Trocar o dia pela noite pode trazer riscos para o coração
Foto: Freepik
Um estudo publicado no periódico científico Journal of the American Heart Association, da American Heart Association, observou que pessoas mais ativas à noite apresentaram pior saúde cardiovascular do que aquelas que concentram suas atividades durante o dia. O impacto negativo desse padrão foi mais evidente no grupo feminino.
Cada pessoa tem um cronotipo, isto é, uma preferência natural pelos horários de sono e de maior disposição ao longo do dia. Há quem funcione melhor pela manhã e quem só “desperte” de fato à noite.
Nessa pesquisa, os cientistas se concentraram justamente nas pessoas noturnas. Eles analisaram dados de mais de 300 mil adultos do UK Biobank, um grande banco de informações de saúde do Reino Unido.
Entre os participantes, cerca de 8% se declararam “definitivamente vespertinos” — pessoas que dormem e acordam mais tarde e têm pico de atividade à noite. Já os “definitivamente matutinos”, que despertam cedo e costumam dormir mais cedo, representaram aproximadamente 24% da amostra.
Os pesquisadores então compararam a saúde cardíaca desses dois grupos usando indicadores como alimentação, prática de atividade física, tabagismo, sono, peso, colesterol, glicemia e pressão arterial.
A análise apontou que os participantes com preferência pela noite tiveram uma prevalência 79% maior de apresentar uma pontuação geral ruim de saúde cardiovascular em comparação com aqueles que preferiam o dia.
Ao longo de um acompanhamento médio de 14 anos, o risco de infarto ou AVC foi 16% maior entre os noturnos. Quando os resultados foram separados por gênero, surgiu outro dado preocupante: entre as pessoas noturnas, a saúde do coração se mostrou ainda pior no caso das mulheres.
De acordo com os autores, parte importante desse risco está ligada aos hábitos que costumam acompanhar uma rotina predominantemente noturna. Pessoas que rendem mais à noite tendem a dormir menos ou de forma irregular, fumar mais e ter uma alimentação de pior qualidade, o que acaba comprometendo a saúde cardiovascular.

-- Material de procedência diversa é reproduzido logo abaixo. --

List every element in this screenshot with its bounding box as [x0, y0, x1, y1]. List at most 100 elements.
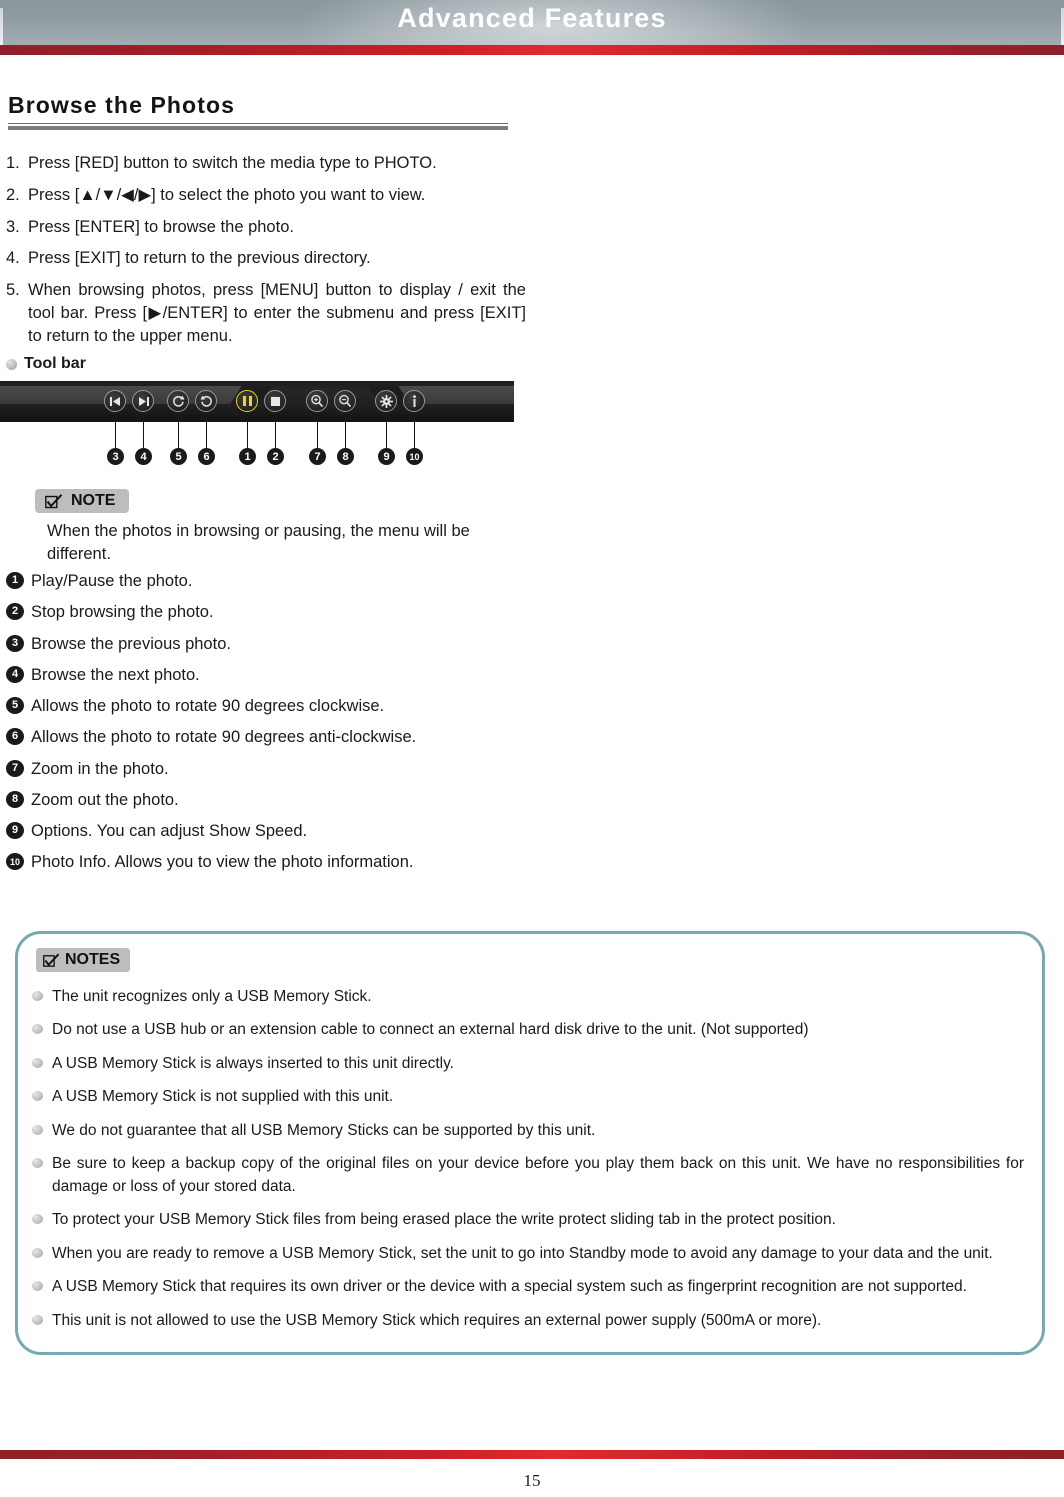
notes-panel: NOTES The unit recognizes only a USB Mem… — [15, 931, 1045, 1355]
checkbox-check-icon — [43, 953, 60, 968]
page-header-banner: Advanced Features — [0, 0, 1064, 45]
callout-leader-line — [386, 422, 387, 448]
options-gear-icon[interactable] — [375, 390, 397, 412]
legend-marker: 8 — [6, 790, 24, 808]
list-item: 1 Play/Pause the photo. — [6, 570, 526, 592]
toolbar-figure: 3 4 5 6 1 2 7 8 9 10 — [0, 381, 514, 476]
legend-text: Browse the next photo. — [31, 665, 200, 684]
bullet-dot-icon — [32, 1214, 43, 1225]
notes-item-text: A USB Memory Stick that requires its own… — [52, 1278, 967, 1296]
list-item: A USB Memory Stick is always inserted to… — [32, 1053, 1024, 1075]
list-item: 1. Press [RED] button to switch the medi… — [6, 152, 526, 175]
legend-marker: 3 — [6, 634, 24, 652]
callout-badge: 7 — [309, 448, 326, 465]
list-item: Do not use a USB hub or an extension cab… — [32, 1019, 1024, 1041]
callout-badge: 2 — [267, 448, 284, 465]
notes-item-text: Be sure to keep a backup copy of the ori… — [52, 1155, 1024, 1195]
pause-icon[interactable] — [236, 390, 258, 412]
legend-marker: 1 — [6, 572, 24, 589]
legend-marker: 7 — [6, 759, 24, 777]
callout-leader-line — [275, 422, 276, 448]
notes-item-text: To protect your USB Memory Stick files f… — [52, 1211, 836, 1229]
bullet-dot-icon — [32, 1057, 43, 1068]
legend-text: Allows the photo to rotate 90 degrees cl… — [31, 697, 385, 716]
bullet-dot-icon — [6, 358, 17, 370]
callout-leader-line — [317, 422, 318, 448]
list-item: 2. Press [▲/▼/◀/▶] to select the photo y… — [6, 184, 526, 207]
callout-leader-line — [206, 422, 207, 448]
callout-leader-line — [414, 422, 415, 448]
list-item: 7 Zoom in the photo. — [6, 758, 526, 780]
list-item: A USB Memory Stick is not supplied with … — [32, 1086, 1024, 1108]
list-item: 5 Allows the photo to rotate 90 degrees … — [6, 695, 526, 717]
zoom-in-icon[interactable] — [306, 390, 328, 412]
header-red-rule — [0, 45, 1064, 55]
legend-text: Zoom out the photo. — [31, 790, 179, 809]
instruction-step-list: 1. Press [RED] button to switch the medi… — [6, 152, 526, 356]
list-item: 6 Allows the photo to rotate 90 degrees … — [6, 726, 526, 748]
toolbar-icon-row — [0, 381, 514, 422]
list-item: 10 Photo Info. Allows you to view the ph… — [6, 851, 526, 873]
legend-text: Zoom in the photo. — [31, 759, 169, 778]
callout-leader-line — [345, 422, 346, 448]
callout-badge: 9 — [378, 448, 395, 465]
info-icon[interactable] — [403, 390, 425, 412]
list-item: A USB Memory Stick that requires its own… — [32, 1276, 1024, 1298]
stop-icon[interactable] — [264, 390, 286, 412]
notes-item-text: Do not use a USB hub or an extension cab… — [52, 1021, 809, 1039]
legend-text: Options. You can adjust Show Speed. — [31, 822, 308, 841]
legend-marker: 4 — [6, 665, 24, 683]
list-item: To protect your USB Memory Stick files f… — [32, 1209, 1024, 1231]
notes-tag-label: NOTES — [65, 951, 121, 968]
legend-marker: 9 — [6, 822, 24, 840]
step-number: 4. — [6, 249, 20, 268]
list-item: 3. Press [ENTER] to browse the photo. — [6, 216, 526, 239]
step-number: 3. — [6, 217, 20, 236]
rotate-clockwise-icon[interactable] — [167, 390, 189, 412]
list-item: This unit is not allowed to use the USB … — [32, 1310, 1024, 1332]
legend-marker: 6 — [6, 728, 24, 746]
zoom-out-icon[interactable] — [334, 390, 356, 412]
list-item: When you are ready to remove a USB Memor… — [32, 1243, 1024, 1265]
list-item: 5. When browsing photos, press [MENU] bu… — [6, 279, 526, 347]
callout-leader-line — [143, 422, 144, 448]
list-item: 4 Browse the next photo. — [6, 664, 526, 686]
notes-item-text: We do not guarantee that all USB Memory … — [52, 1121, 596, 1139]
step-text: Press [EXIT] to return to the previous d… — [28, 249, 371, 268]
callout-leader-line — [115, 422, 116, 448]
skip-previous-icon[interactable] — [104, 390, 126, 412]
checkbox-check-icon — [45, 493, 63, 509]
notes-tag: NOTES — [36, 948, 131, 972]
bullet-dot-icon — [32, 1091, 43, 1102]
step-number: 1. — [6, 154, 20, 172]
heading-rule-thick — [8, 126, 508, 130]
note-tag-label: NOTE — [71, 492, 116, 509]
callout-badge: 6 — [198, 448, 215, 465]
notes-item-text: A USB Memory Stick is not supplied with … — [52, 1088, 394, 1106]
callout-badge: 8 — [337, 448, 354, 465]
list-item: The unit recognizes only a USB Memory St… — [32, 986, 1024, 1008]
list-item: 4. Press [EXIT] to return to the previou… — [6, 247, 526, 270]
section-heading-block: Browse the Photos — [8, 92, 508, 130]
toolbar-legend-list: 1 Play/Pause the photo. 2 Stop browsing … — [6, 570, 526, 883]
bullet-dot-icon — [32, 1158, 43, 1169]
callout-leader-line — [178, 422, 179, 448]
legend-text: Allows the photo to rotate 90 degrees an… — [31, 728, 417, 747]
legend-marker: 2 — [6, 603, 24, 621]
step-text: When browsing photos, press [MENU] butto… — [28, 281, 526, 345]
callout-leader-line — [247, 422, 248, 448]
list-item: 9 Options. You can adjust Show Speed. — [6, 820, 526, 842]
legend-marker: 5 — [6, 697, 24, 715]
bullet-dot-icon — [32, 1314, 43, 1325]
step-number: 2. — [6, 185, 20, 204]
legend-text: Play/Pause the photo. — [31, 572, 193, 590]
list-item: 3 Browse the previous photo. — [6, 633, 526, 655]
bullet-dot-icon — [32, 1124, 43, 1135]
footer-red-rule — [0, 1450, 1064, 1459]
rotate-anticlockwise-icon[interactable] — [195, 390, 217, 412]
skip-next-icon[interactable] — [132, 390, 154, 412]
step-text: Press [▲/▼/◀/▶] to select the photo you … — [28, 185, 426, 204]
callout-badge: 3 — [107, 448, 124, 465]
callout-badge: 4 — [135, 448, 152, 465]
notes-item-text: A USB Memory Stick is always inserted to… — [52, 1054, 454, 1072]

O cronotipo vespertino está frequentemente associado a um desalinhamento circadiano, quando o relógio biológico interno não acompanha o ciclo natural de claro e escuro nem as rotinas sociais Sina Kianersi, Brigham and Women’s Hospital e Harvard Medical School
Esse desalinhamento, segundo o pesquisador, aumenta a probabilidade de comportamentos que afetam diretamente o coração.

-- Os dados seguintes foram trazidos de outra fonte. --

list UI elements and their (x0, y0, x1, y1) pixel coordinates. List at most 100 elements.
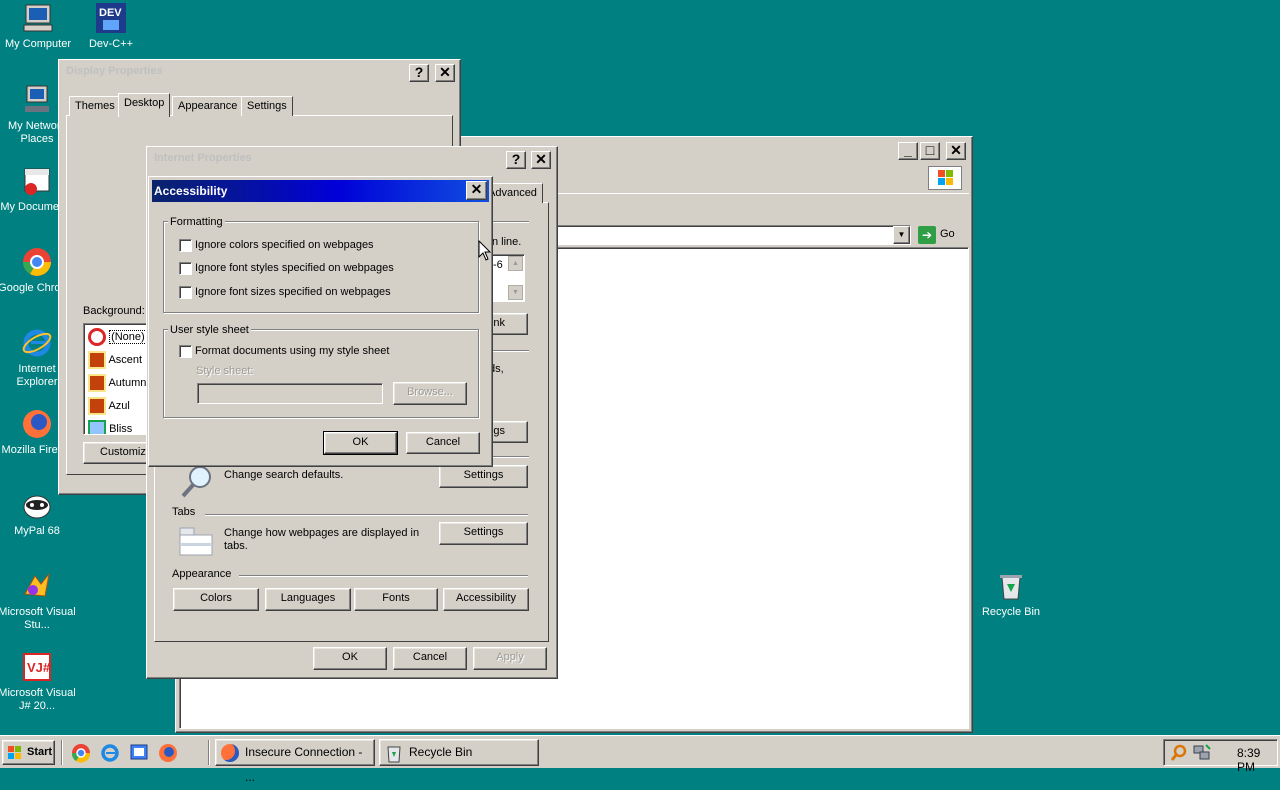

Apesar dos resultados, os especialistas destacam que ter um cronotipo noturno não significa estar condenado a desenvolver doenças cardiovasculares. Uma declaração recente da American Heart Association sobre saúde circadiana ressalta que boa parte do risco observado está ligada a fatores modificáveis.
Na prática, isso quer dizer que, mesmo quem prefere dormir e acordar mais tarde, pode reduzir os riscos ao priorizar um sono de qualidade, evitar o tabagismo e adotar hábitos mais saudáveis no dia a dia, incluindo alimentação equilibrada e prática regular de atividade física.